Но внизу уже никого не было. Осколки стекла хрустели у меня под ногами. Пройдя по всем трем нижним комнатам, я не нашел ни одного целого зеркала. Я поднялся наверх по другой лестнице. Нигде ничего. И — ни звука. Дверь в комнату Сильвы была открыта. Войдя туда, я увидел неподвижную Нэнни, молча глядевшую на кровать. Моя лисица лежала на животе, судорожно сжавшись и стараясь поглубже зарыть голову под подушку и под одеяло — так заяц ищет убежища в своей норе; так ужаснувшийся ребенок стремится вернуться в темное, надежное, успокаивающее тепло материнского лона, где его убаюкает первозданное, досознательное забытье…

И если до этого я еще не все до конца понимал, то теперь, при виде Сильвы, я смог ощутить во всей полноте, что она испытала (как и неандертальцы), когда впервые с ужасом поняла, окончательно и бесповоротно, что эта, скорченная и дрожащая под одеялом, и та, минуту назад узнавшая себя в зеркале, — и есть она, Сильва; что Сильва есть вещь, существующая отдельно от всех других вещей, обособленная, отделенная от всего прочего вещь, которая существует и не может не существовать, перебей она хоть все зеркала на свете, и что все это уже непоправимо.

ЧАСТЬ ВТОРАЯ

Но этот человек — чистейший анахронизм: ведь он родился еще до наступления железного века, даже до наступления каменного. Подумать только: он принадлежит к началу начал человеческой истории.

Редьярд Киплинг. Среди толпы

21

Дни, последовавшие за этой поразительной ночью, разочаровали меня. Тогда я не сомкнул глаз до самого рассвета, изнывая от нетерпения. Я все ожидал каких-то новых чудес, в полной уверенности, что Сильва наконец переступила границу и проникла в страну людей, что мне предстоит увидеть огромные, быстрые перемены.

Нэнни первая окатила меня холодным душем. Когда наутро я вышел к завтраку, она с отдохнувшим видом сидела за столом, преспокойно намазывая себе маслом тартинки.
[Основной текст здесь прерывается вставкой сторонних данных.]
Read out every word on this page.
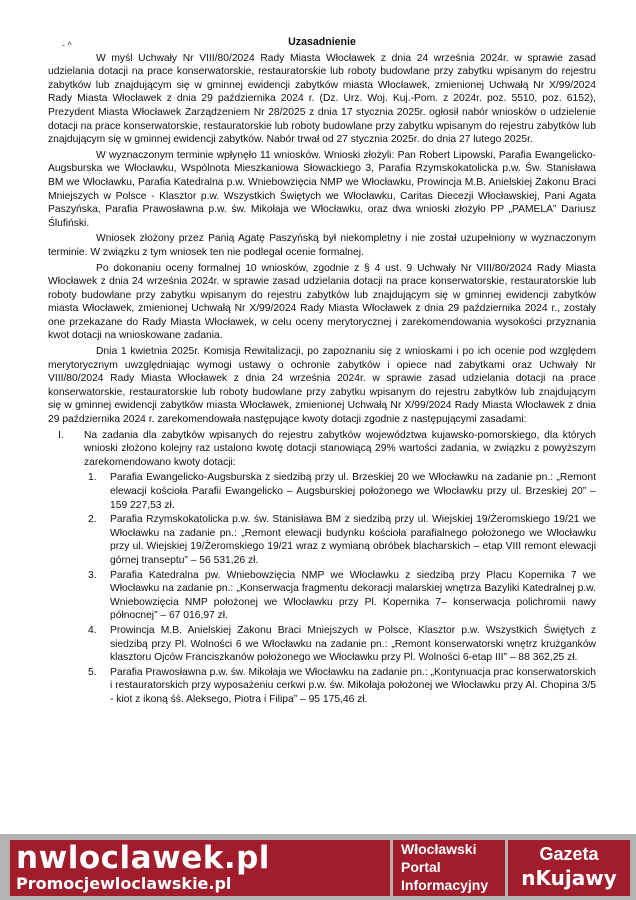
- ^	Uzasadnienie

W myśl Uchwały Nr VIII/80/2024 Rady Miasta Włocławek z dnia 24 września 2024r. w sprawie zasad udzielania dotacji na prace konserwatorskie, restauratorskie lub roboty budowlane przy zabytku wpisanym do rejestru zabytków lub znajdującym się w gminnej ewidencji zabytków miasta Włocławek, zmienionej Uchwałą Nr X/99/2024 Rady Miasta Włocławek z dnia 29 października 2024 r. (Dz. Urz. Woj. Kuj.-Pom. z 2024r. poz. 5510, poz. 6152), Prezydent Miasta Włocławek Zarządzeniem Nr 28/2025 z dnia 17 stycznia 2025r. ogłosił nabór wniosków o udzielenie dotacji na prace konserwatorskie, restauratorskie lub roboty budowlane przy zabytku wpisanym do rejestru zabytków lub znajdującym się w gminnej ewidencji zabytków. Nabór trwał od 27 stycznia 2025r. do dnia 27 lutego 2025r.

W wyznaczonym terminie wpłynęło 11 wniosków. Wnioski złożyli: Pan Robert Lipowski, Parafia Ewangelicko-Augsburska we Włocławku, Wspólnota Mieszkaniowa Słowackiego 3, Parafia Rzymskokatolicka p.w. Św. Stanisława BM we Włocławku, Parafia Katedralna p.w. Wniebowzięcia NMP we Włocławku, Prowincja M.B. Anielskiej Zakonu Braci Mniejszych w Polsce - Klasztor p.w. Wszystkich Świętych we Włocławku, Caritas Diecezji Włocławskiej, Pani Agata Paszyńska, Parafia Prawosławna p.w. św. Mikołaja we Włocławku, oraz dwa wnioski złożyło PP „PAMELA” Dariusz Ślufiński.

Wniosek złożony przez Panią Agatę Paszyńską był niekompletny i nie został uzupełniony w wyznaczonym terminie. W związku z tym wniosek ten nie podlegał ocenie formalnej.

Po dokonaniu oceny formalnej 10 wniosków, zgodnie z § 4 ust. 9 Uchwały Nr VIII/80/2024 Rady Miasta Włocławek z dnia 24 września 2024r. w sprawie zasad udzielania dotacji na prace konserwatorskie, restauratorskie lub roboty budowlane przy zabytku wpisanym do rejestru zabytków lub znajdującym się w gminnej ewidencji zabytków miasta Włocławek, zmienionej Uchwałą Nr X/99/2024 Rady Miasta Włocławek z dnia 29 października 2024 r., zostały one przekazane do Rady Miasta Włocławek, w celu oceny merytorycznej i zarekomendowania wysokości przyznania kwot dotacji na wnioskowane zadania.

Dnia 1 kwietnia 2025r. Komisja Rewitalizacji, po zapoznaniu się z wnioskami i po ich ocenie pod względem merytorycznym uwzględniając wymogi ustawy o ochronie zabytków i opiece nad zabytkami oraz Uchwały Nr VIII/80/2024 Rady Miasta Włocławek z dnia 24 września 2024r. w sprawie zasad udzielania dotacji na prace konserwatorskie, restauratorskie lub roboty budowlane przy zabytku wpisanym do rejestru zabytków lub znajdującym się w gminnej ewidencji zabytków miasta Włocławek, zmienionej Uchwałą Nr X/99/2024 Rady Miasta Włocławek z dnia 29 października 2024 r. zarekomendowała następujące kwoty dotacji zgodnie z następującymi zasadami:

I.	Na zadania dla zabytków wpisanych do rejestru zabytków województwa kujawsko-pomorskiego, dla których wnioski złożono kolejny raz ustalono kwotę dotacji stanowiącą 29% wartości zadania, w związku z powyższym zarekomendowano kwoty dotacji:
1.	Parafia Ewangelicko-Augsburska z siedzibą przy ul. Brzeskiej 20 we Włocławku na zadanie pn.: „Remont elewacji kościoła Parafii Ewangelicko – Augsburskiej położonego we Włocławku przy ul. Brzeskiej 20” – 159 227,53 zł.
2.	Parafia Rzymskokatolicka p.w. św. Stanisława BM z siedzibą przy ul. Wiejskiej 19/Żeromskiego 19/21 we Włocławku na zadanie pn.: „Remont elewacji budynku kościoła parafialnego położonego we Włocławku przy ul. Wiejskiej 19/Żeromskiego 19/21 wraz z wymianą obróbek blacharskich – etap VIII remont elewacji górnej transeptu” – 56 531,26 zł.
3.	Parafia Katedralna pw. Wniebowzięcia NMP we Włocławku z siedzibą przy Placu Kopernika 7 we Włocławku na zadanie pn.: „Konserwacja fragmentu dekoracji malarskiej wnętrza Bazyliki Katedralnej p.w. Wniebowzięcia NMP położonej we Włocławku przy Pl. Kopernika 7– konserwacja polichromii nawy północnej” – 67 016,97 zł.
4.	Prowincja M.B. Anielskiej Zakonu Braci Mniejszych w Polsce, Klasztor p.w. Wszystkich Świętych z siedzibą przy Pl. Wolności 6 we Włocławku na zadanie pn.: „Remont konserwatorski wnętrz krużganków klasztoru Ojców Franciszkanów położonego we Włocławku przy Pl. Wolności 6-etap III” – 88 362,25 zł.
5.	Parafia Prawosławna p.w. św. Mikołaja we Włocławku na zadanie pn.: „Kontynuacja prac konserwatorskich i restauratorskich przy wyposażeniu cerkwi p.w. św. Mikołaja położonej we Włocławku przy Al. Chopina 3/5 - kiot z ikoną śś. Aleksego, Piotra i Filipa” – 95 175,46 zł.
nwloclawek.pl
Promocjewloclawskie.pl
Włocławski
Portal
Informacyjny
Gazeta
nKujawy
Я воскликнул:

— Неужели вы спали сегодня? Я лично провел бессонную ночь.

— Из-за разбитых зеркал? Разве они так дорого стоят?
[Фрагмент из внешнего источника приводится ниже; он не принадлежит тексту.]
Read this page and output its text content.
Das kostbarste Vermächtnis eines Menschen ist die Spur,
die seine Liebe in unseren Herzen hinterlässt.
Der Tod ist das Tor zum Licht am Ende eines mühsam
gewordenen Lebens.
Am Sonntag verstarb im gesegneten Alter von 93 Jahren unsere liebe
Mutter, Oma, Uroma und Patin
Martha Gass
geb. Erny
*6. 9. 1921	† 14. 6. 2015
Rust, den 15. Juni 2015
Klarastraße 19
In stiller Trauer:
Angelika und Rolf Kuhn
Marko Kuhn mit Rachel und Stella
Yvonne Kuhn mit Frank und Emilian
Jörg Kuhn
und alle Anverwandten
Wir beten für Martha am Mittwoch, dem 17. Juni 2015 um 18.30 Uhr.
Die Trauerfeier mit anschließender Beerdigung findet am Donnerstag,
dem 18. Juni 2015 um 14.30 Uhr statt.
— Да кто говорит о зеркалах? Наплевать мне на них! Но тот факт, что Сильва… Нет, ей-богу, — возмутился я, — у меня такое впечатление, что вам все это безразлично. Неужели вы еще не поняли: она узнала себя и испугалась этого.
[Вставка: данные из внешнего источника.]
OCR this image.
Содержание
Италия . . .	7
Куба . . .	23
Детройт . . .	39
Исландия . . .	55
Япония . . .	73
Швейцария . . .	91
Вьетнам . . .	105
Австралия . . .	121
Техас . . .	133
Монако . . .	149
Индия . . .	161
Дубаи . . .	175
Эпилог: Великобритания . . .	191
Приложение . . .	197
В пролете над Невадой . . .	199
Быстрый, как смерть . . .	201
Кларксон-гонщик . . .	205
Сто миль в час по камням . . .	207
— Во-первых, еще не доказано, что она себя узнала, — ответила Нэнни осторожно. — Вы слишком спешите с выводами.

— Ну а чего же она тогда испугалась?

— О, пока еще рано доискиваться причин.

— Но ведь это же ясно как день! — сказал я, изо всех сил сдерживая накипающее раздражение. — Сильва поняла наконец, что она существует, а для лисицы, согласитесь, это страшное открытие. И вот тогда-то она и испугалась, испытала ужас, вполне естественный в данной ситуации, и этот испуг, этот ужас — первое свидетельство того, что она начала мыслить разумно, первый признак ее cogito[14], так разве же это не поразительная новость?

— Она могла, — возразила Нэнни с кротким упрямством, которое окончательно вывело меня из себя, — испугаться неизвестно чего, самой простой, самой обыкновенной вещи, которую вам, поскольку вы человек, а не лисица, трудно себе представить. Вот, например, ребенок, даже очень отсталый, никогда не боится зеркала — напротив, он радуется, он восхищенно хлопает в ладоши и любуется своим отражением.

— Именно так! — ответил я. — Именно об этом я и толкую! Разве мы с вами не ждали того мгновения, когда Сильва узнает себя в зеркале? И разве не интересно то, что она не обрадовалась, а, наоборот, испугалась?

— Вот потому-то я и думаю, что она все-таки не узнала себя, упорствовала Нэнни, старательно жуя свой бутерброд, наклонившись над чашкой, ибо у нее была скверная привычка макать в кофе хлеб, с которого потом текло. — Мы, конечно, когда-нибудь узнаем, что именно ее напугало, и сами удивимся, как все это банально и просто.